On Sun, Jul 30, 2023 at 7:09 PM Ilya Dryomov <idryomov(a)gmail.com> wrote:
I'm missing how connectivity issues between the
sites can lead to
mirror snapshot creation being interrupted on the primary cluster.
Isn't that operation local to the cluster?
Also, do you know who/what is actually interrupting it? Even if mirror
snapshot creation ends up taking a while for some reason, I don't think
anything in RBD would interrupt it.
Indeed, just thinking more about it, it does not look like the
connectivity issue
that was interrupting it.
The first thing noticed was a lot of "purge" (former mirroring) snapshots,
so my logical assumption was that snapshot removal was interrupted and we
also knew from the customer about "connectivity issues" between sites, so it
was just my assumption that those interruptions were due to network issues.

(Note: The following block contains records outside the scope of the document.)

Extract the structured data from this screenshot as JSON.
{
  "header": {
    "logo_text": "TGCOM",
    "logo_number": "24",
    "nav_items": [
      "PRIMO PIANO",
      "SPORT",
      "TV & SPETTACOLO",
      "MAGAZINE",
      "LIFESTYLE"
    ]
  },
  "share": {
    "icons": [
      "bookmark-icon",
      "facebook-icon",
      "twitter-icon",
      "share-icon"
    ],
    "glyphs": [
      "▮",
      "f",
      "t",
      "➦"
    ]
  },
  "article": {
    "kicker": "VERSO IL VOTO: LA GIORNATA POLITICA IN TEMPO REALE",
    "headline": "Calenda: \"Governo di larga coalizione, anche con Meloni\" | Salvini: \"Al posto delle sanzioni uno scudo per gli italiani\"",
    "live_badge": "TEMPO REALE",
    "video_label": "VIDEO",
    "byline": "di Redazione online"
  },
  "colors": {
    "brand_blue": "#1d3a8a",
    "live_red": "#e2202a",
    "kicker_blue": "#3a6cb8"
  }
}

At first I was thinking that "snap id leak" might have happened on snapshot
removal. And I used the test with creating primary snapshots because it was
also removing snapshots. But reviewing the code I have not found any suspicious
place where we could leak the snap id on snapshot removal, while the testing
showed that it is rather possible to leak it on snapshot creation.
So currently I think it happens on snapshot creation, just forgot to revisit my
initial assumption what could cause the interruption. Ok, then another suspect
could be the rbd_support mgr module.
They are still running octopus (latest), there are more than 500
mirroring images,
and the snapshot schedule was configured for 3 minutes for each image. I expect
it could cause a considerable load and could trigger this interruption somehow.
Could it be due to blacklisting? (Recently we added to rbd_support module the
ability to restart rados when it is blacklisted).
Now after our recommendation I believe they have the schedule changed to
30 minutes interval.
Unfortunately the communication with the customer is troublesome, I get only
limited secondhand information and there are a lot of assumptions here.
Currently we are more interested in actually how to fix the large number of
purged_snap keys in the monstore, still I thought it would be useful to report
some details how it could happen.
This applies to regular user (i.e. non-mirror)
snapshots too.
Sure, mirroring is just a case when you may hit it due to frequent use.
Thanks,
--
Mykola Golub